Na ação, os advogados informam ainda que Glaidson já atuou
como pastor no templo da Universal na Venezuela, país de origem de sua esposa,
há mais de 15 anos. "Em razão da alegada impossibilidade de dedicação
exclusiva ao serviço religioso, Glaidson se desligou da função e,
posteriormente, voltou a frequentar o templo em Cabo Frio, onde fixou
residência”, diz o texto.
Leia a nota na íntegra:
"UNIVERSAL JÁ HAVIA ALERTADO AS AUTORIDADES E PÚBLICO
SOBRE SUSPEITA DE PIRÂMIDE FINANCEIRA
Há quase dois anos, desde o final de 2019, em inúmeras
ocasiões, como provam os vídeos abaixo, a Igreja Universal do Reino de Deus vem
alertando seus membros para os golpes embutidos em supostos investimentos em
criptomoedas.
A Universal tomou esta atitude exatamente porque tem ciência
de que um dos alvos destas pirâmides financeiras são as pessoas de boa-fé,
especialmente das comunidades evangélicas. Todos sabem que o sucesso de uma
pirâmide financeira depende da entrada constante de novos investidores. Daí a
razão destas empresas buscarem se infiltrar em clubes, associações, corporações
e especialmente igrejas, a fim de se valerem do espírito fraterno e de
confiança que une seus membros. A Universal não compactua com nenhuma atividade
ilícita, por mais ganhos que possa gerar. Ofertas que procedam de engano,
fraude e injustiça não têm valor algum para Deus.
Quanto a Glaidson Acácio dos Santos, informamos que ele
ingressou no treinamento pastoral da Universal em 2003 e foi desligado pouco
depois por não atender aos padrões do ministério. Há alguns meses, a Igreja
recebeu informações de que ele estaria assediando e recrutando fiéis e
integrantes do corpo eclesiástico para participar de sua empresa, que
demonstrava sinais que caracterizavam algum envolvimento com pirâmide
financeira.
Para combater isso, além dos constantes alertas dados
publicamente em seus cultos e programações de TV e rádio, a Universal tem feito
rigorosas averiguações internas para assegurar que seus oficiais não promovam e
muito menos se envolvam com estas pirâmides. É por esse rigor que alguns já não
fazem mais parte do quadro de pastores da igreja.

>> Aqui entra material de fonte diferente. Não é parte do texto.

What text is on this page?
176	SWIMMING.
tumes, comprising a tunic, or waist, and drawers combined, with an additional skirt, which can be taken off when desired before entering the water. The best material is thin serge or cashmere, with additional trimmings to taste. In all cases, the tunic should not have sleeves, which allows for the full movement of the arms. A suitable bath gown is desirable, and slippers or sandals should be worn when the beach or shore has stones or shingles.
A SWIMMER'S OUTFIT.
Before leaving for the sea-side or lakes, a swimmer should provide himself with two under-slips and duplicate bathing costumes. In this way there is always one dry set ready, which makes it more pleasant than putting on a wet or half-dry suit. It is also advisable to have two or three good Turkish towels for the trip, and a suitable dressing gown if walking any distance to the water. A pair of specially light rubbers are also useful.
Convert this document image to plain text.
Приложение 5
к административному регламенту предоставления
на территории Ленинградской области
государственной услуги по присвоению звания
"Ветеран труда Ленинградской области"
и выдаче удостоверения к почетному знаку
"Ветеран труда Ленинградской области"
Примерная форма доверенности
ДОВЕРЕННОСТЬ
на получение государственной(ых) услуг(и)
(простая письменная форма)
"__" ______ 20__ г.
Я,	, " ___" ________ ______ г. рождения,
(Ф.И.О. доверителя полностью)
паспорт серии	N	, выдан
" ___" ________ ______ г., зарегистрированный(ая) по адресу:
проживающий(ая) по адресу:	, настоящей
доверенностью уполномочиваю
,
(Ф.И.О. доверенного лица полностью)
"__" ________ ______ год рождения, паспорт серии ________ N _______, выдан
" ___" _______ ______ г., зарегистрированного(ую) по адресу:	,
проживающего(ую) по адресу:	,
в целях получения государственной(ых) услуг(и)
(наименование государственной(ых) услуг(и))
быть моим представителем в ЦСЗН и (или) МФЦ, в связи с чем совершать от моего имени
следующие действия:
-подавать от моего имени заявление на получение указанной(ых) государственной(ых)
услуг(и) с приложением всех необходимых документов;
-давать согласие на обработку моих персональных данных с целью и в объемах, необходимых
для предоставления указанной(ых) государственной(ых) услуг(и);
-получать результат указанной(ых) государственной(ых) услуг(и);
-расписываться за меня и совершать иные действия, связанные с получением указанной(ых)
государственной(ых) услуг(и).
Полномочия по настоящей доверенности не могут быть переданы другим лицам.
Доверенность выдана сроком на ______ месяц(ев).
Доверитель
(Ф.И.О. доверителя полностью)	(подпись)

Além disso, em maio deste ano, a Universal apresentou uma
notícia-crime na Justiça contra os envolvidos. Mais recentemente, foi aberto um
processo judicial cível para que Glaidson confirme à Igreja que os dízimos e
doações que ofereceu como frequentador, têm origem lícita. Ou seja, muito antes
da operação policial da última semana que resultou na prisão de Glaidson, a
Universal já vem alertando e cooperando com as autoridades para as devidas
investigações."
Veja a resposta, também na íntegra, enviada pela GAS
Consultoria:
"A G.A.S Consultoria possui rotinas de processamento de
repasses e pagamentos dos valores acertados em contratos dos clientes de forma
descentralizada. Essas movimentações são de capital de terceiros (clientes),
sendo transferido para empresas do Grupo GAS.
É de conhecimento público que os bancos tradicionais possuem
a prática arbitrária de bloquear e até mesmo encerrar contas de pessoas físicas
e pessoas jurídicas sem aviso prévio, simplesmente por estarem envolvidas no
mercado de criptoativos.
Zelando pela segurança de seus cliente e com objetivo de
manter o compromisso de pagamentos de todos os contratos, com faz em quase uma
década de existência, a G.A.S Consultoria sempre adotou a prática de fazer
pagamentos adiantados, pois no caso de bloqueio de qualquer conta de pagamento,
existem outras contas para garantir que nenhum cliente fique sem receber. Por
gerenciamento estratégico, a G.A.S adota a prática de utilização de múltiplas
contas de segurança, tanto de pessoas jurídicas como de pessoas físicas ligadas
à operação da empresa, em diversos bancos e em âmbito nacional."